To ensure high availability of a scalable resource group, make the group's node list a superset of the node list for the disk device group. Doing so ensures that the nodes that are directly connected to the disks are also nodes that can run the scalable resource group. The advantage is that, when at least one node connected to the data is up and in the cluster, the scalable resource group is running on those same nodes, making the scalable services available also.
For information on setting up disk device groups, refer to the Sun Cluster 3.0 Installation Guide. For more details on the relationship between disk device groups and resource groups, see the Sun Cluster 3.0 Concepts document.
The resource type SUNW.HAStorage serves the following purposes:
Coordinates the boot order by monitoring the global devices and cluster file systems and causing the START methods of the other resources in the same resource group that contains the SUNW.HAStorage resource to wait until the disk device resources become available.
With AffinityOn set to True, enforces colocation of resource groups and disk device groups on the same node, thus enhancing the performance of disk-intensive data services.
If the device group is switched to another node while the SUNW.HAstorage resource is online, AffinityOn has no effect and the resource group does not migrate along with the device group.

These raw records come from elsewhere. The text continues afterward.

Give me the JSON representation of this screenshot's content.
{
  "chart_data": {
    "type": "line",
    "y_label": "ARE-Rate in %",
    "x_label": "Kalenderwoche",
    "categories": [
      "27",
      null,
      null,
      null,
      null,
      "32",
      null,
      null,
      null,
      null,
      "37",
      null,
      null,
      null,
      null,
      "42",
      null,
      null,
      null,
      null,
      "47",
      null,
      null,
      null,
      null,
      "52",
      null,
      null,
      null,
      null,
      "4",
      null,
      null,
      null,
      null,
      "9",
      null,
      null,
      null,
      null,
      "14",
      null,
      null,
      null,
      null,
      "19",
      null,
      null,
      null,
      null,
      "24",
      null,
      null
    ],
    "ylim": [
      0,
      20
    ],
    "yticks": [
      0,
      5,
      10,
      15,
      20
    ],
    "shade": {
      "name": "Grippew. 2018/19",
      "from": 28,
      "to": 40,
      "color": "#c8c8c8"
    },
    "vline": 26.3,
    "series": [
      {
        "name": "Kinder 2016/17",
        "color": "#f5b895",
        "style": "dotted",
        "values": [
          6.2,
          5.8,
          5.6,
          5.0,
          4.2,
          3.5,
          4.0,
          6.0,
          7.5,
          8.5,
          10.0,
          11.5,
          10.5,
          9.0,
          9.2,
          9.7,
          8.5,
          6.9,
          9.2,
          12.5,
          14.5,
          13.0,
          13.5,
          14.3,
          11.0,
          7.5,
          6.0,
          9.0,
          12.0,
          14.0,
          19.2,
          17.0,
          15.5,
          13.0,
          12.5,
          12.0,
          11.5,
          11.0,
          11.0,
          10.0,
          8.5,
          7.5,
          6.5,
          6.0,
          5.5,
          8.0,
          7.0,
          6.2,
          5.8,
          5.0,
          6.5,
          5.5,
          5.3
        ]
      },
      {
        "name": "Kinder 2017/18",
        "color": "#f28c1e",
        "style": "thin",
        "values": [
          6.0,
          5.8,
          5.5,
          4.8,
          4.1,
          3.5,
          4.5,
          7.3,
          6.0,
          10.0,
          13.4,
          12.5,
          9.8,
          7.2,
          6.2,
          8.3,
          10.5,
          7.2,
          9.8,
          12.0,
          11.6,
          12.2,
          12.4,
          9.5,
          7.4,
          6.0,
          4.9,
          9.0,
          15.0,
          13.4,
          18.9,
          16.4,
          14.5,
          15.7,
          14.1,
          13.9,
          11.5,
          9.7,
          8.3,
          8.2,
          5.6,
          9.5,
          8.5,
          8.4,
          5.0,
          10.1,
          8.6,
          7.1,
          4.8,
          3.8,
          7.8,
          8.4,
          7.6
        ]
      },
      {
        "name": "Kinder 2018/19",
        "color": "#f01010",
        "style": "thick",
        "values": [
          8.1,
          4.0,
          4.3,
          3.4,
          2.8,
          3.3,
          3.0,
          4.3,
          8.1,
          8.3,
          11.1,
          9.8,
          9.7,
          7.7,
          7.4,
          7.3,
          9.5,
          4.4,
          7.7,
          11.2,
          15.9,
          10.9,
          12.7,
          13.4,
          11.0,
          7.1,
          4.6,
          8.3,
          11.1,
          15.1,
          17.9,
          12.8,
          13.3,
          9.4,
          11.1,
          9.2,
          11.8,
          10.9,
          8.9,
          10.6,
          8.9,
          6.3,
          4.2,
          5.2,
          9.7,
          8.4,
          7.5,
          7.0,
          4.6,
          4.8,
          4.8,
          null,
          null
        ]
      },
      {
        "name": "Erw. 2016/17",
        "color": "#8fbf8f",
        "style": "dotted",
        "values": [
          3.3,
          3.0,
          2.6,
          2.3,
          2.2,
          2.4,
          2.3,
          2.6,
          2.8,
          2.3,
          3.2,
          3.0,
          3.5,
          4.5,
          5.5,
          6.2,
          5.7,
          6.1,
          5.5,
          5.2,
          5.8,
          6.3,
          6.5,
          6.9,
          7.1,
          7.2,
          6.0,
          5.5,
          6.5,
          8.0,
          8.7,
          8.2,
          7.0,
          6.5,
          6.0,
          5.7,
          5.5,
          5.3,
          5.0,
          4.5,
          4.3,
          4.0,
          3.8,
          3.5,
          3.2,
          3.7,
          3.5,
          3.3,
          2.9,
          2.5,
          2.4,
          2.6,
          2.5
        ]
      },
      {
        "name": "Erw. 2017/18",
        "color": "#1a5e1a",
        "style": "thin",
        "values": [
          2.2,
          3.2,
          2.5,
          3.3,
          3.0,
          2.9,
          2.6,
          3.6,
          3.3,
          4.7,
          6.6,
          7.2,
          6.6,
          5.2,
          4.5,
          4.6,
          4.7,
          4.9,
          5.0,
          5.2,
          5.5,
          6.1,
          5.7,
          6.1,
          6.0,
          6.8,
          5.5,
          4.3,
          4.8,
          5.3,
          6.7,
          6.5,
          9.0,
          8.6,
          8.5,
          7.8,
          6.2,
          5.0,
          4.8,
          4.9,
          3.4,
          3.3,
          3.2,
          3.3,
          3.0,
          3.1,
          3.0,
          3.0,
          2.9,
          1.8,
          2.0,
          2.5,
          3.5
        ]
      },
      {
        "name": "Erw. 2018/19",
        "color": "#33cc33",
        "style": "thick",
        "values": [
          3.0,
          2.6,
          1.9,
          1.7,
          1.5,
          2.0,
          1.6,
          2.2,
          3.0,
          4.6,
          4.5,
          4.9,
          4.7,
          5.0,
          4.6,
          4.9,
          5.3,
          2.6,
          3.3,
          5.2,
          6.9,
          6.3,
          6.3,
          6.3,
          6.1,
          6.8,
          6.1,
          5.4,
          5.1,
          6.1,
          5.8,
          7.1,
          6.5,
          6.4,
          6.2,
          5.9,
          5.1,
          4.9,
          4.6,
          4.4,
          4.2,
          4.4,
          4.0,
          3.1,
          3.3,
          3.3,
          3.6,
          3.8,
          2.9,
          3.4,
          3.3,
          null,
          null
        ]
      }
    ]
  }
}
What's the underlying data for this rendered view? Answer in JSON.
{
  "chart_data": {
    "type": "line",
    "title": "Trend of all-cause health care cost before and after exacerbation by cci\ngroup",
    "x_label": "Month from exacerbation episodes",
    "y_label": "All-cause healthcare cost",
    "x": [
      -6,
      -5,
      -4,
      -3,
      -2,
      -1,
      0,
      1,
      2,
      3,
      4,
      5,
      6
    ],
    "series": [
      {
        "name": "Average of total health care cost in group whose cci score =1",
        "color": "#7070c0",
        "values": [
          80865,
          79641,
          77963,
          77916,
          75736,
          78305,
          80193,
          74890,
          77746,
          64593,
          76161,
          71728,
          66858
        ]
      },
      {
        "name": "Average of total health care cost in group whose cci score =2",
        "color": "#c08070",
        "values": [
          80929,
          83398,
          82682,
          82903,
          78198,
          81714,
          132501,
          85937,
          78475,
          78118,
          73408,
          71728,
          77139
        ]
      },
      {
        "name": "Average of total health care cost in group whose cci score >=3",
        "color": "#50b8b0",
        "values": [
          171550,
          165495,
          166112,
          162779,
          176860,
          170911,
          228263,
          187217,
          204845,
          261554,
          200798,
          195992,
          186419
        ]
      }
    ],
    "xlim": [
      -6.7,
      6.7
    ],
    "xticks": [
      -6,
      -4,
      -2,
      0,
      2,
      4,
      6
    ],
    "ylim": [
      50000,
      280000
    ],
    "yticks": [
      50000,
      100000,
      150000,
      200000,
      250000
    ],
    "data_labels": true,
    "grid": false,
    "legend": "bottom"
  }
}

To determine whether to create SUNW.HAStorage resources within a data service resource group, consider the following criteria:
In cases where a data service resource group has a node list in which some of the nodes are not directly connected to the storage, you must configure SUNW.HAStorage resources in the resource group and set the dependency of the other data service resources to SUNW.HAStorage. This requirement is to coordinate the boot order between the storage and the data services.
If your data service is disk-intensive, such as Sun Cluster HA for Oracle and Sun Cluster HA for NFS, then we recommend that you add a SUNW.HAStorage resource to your data service resource group, set the dependency of your data service resources to the SUNW.HAStorage resource, and set AffinityOn to True. That way, the resource groups and disk device groups are colocated on the same node. On the other hand, if your data service is not disk-intensive-such as one that reads all its files at startup (for example, Sun Cluster HA for DNS), configuring SUNW.HAStorage is optional.

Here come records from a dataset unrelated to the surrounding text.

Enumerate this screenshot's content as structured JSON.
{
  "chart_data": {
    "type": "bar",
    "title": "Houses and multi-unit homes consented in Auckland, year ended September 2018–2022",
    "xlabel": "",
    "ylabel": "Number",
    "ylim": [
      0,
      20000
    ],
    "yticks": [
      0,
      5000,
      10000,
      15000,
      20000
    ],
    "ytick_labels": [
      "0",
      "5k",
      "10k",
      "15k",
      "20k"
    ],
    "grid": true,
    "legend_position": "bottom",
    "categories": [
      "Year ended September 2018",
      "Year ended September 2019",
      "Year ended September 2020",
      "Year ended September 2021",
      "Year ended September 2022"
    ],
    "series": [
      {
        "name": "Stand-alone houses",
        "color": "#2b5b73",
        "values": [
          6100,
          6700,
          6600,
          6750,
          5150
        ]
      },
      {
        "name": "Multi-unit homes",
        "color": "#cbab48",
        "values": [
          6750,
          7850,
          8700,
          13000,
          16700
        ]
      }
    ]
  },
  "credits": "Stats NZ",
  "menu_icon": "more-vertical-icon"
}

If your cluster contains only two nodes, configuring SUNW.HAStorage is optional. However, if you plan to add nodes and run scalable services later on, you must configure SUNW.HAStorage at that time. To get prepared, you can go ahead and set up SUNW.HAStorage now and add nodes to the node list later.
See the individual chapters on data services in this document for specific recommendations.
For the procedure on how to set up SUNW.HAStorage, see "How to Set Up SUNW.HAStorage Resource Type for New Resources". Additional details are in the SUNW.HAStorage(5) man page.